ERİL TAHAKKÜME MÜDAHALE
Toplumda etkili olan medyanın cinsiyetçi diline karşı kadın bakış açısı ise Özgür Basın ile birlikte başladı. Basın alanında güçlü bir mücadele geleneğine ve mirasa sahip olan Kürt kadınlar, eril tahakküme müdahale ederek, 8 Mart 2012 tarihinde “Erkekler ne der diye düşünmeden yazıyoruz" şiarıyla dünyada bir ilk olan Jin Haber Ajansı'nı (JINHA) kurdu.
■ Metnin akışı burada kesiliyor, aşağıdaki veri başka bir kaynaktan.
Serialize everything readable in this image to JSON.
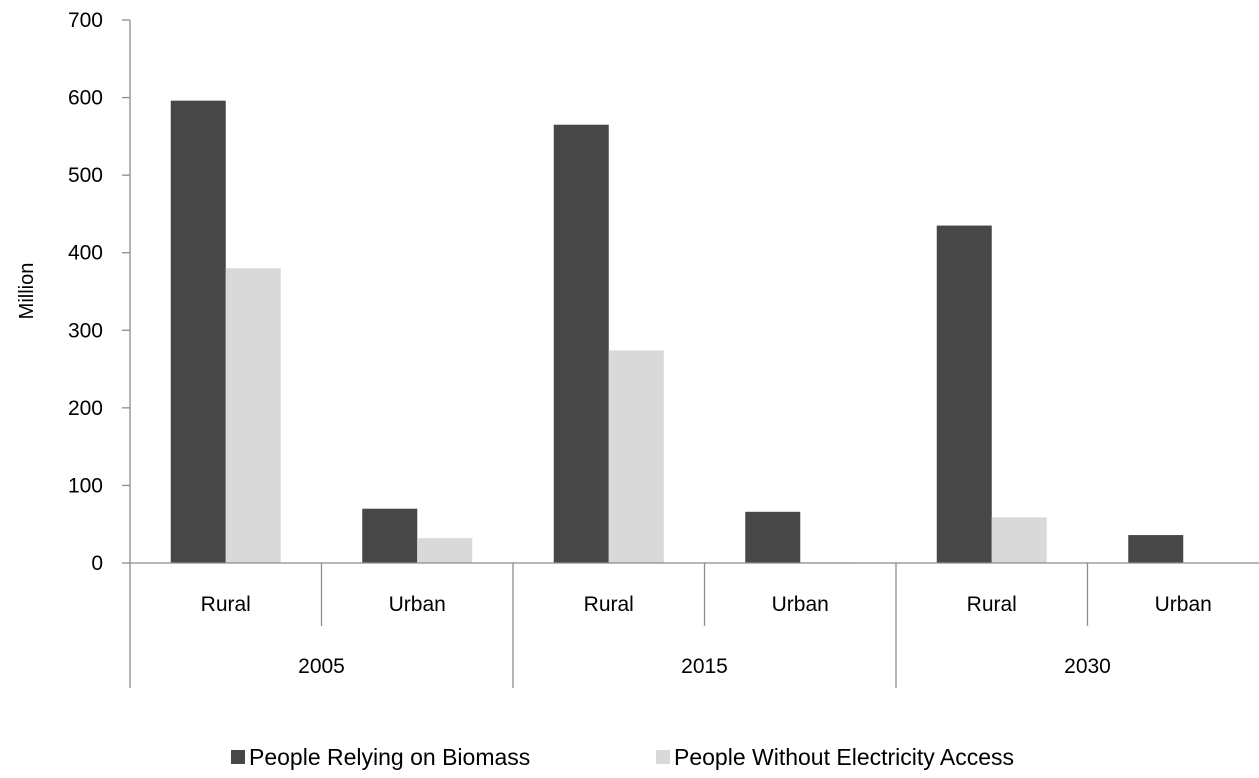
{
  "chart_data": {
    "type": "bar",
    "title": "",
    "xlabel": "",
    "ylabel": "Million",
    "ylim": [
      0,
      700
    ],
    "yticks": [
      0,
      100,
      200,
      300,
      400,
      500,
      600,
      700
    ],
    "grid": false,
    "legend_position": "bottom",
    "groups": [
      {
        "label": "2005",
        "categories": [
          "Rural",
          "Urban"
        ]
      },
      {
        "label": "2015",
        "categories": [
          "Rural",
          "Urban"
        ]
      },
      {
        "label": "2030",
        "categories": [
          "Rural",
          "Urban"
        ]
      }
    ],
    "categories": [
      "Rural",
      "Urban",
      "Rural",
      "Urban",
      "Rural",
      "Urban"
    ],
    "series": [
      {
        "name": "People Relying on Biomass",
        "color": "#474747",
        "values": [
          596,
          70,
          565,
          66,
          435,
          36
        ]
      },
      {
        "name": "People Without Electricity Access",
        "color": "#d9d9d9",
        "values": [
          380,
          32,
          274,
          1,
          59,
          0
        ]
      }
    ]
  }
}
Medyaya kadın bakış açısını kazandıran ilk kurumsallaşma olan JINHA, çok kısa bir sürede kadın örgütlerinin sesi soluğu oldu. 29 Ekim 2016’da yayımlanan Kanun Hükmünde Kararname (KHK) ile kapatılınca, internetten yayın yapan Gazete Şujin ile yola devam edildi. Şujin’in da bir yılını dahi doldurmadan 25 Ağustos 2017’de kapatılması üzerine mücadele kararlılığı JINNEWS ile sürdürüldü.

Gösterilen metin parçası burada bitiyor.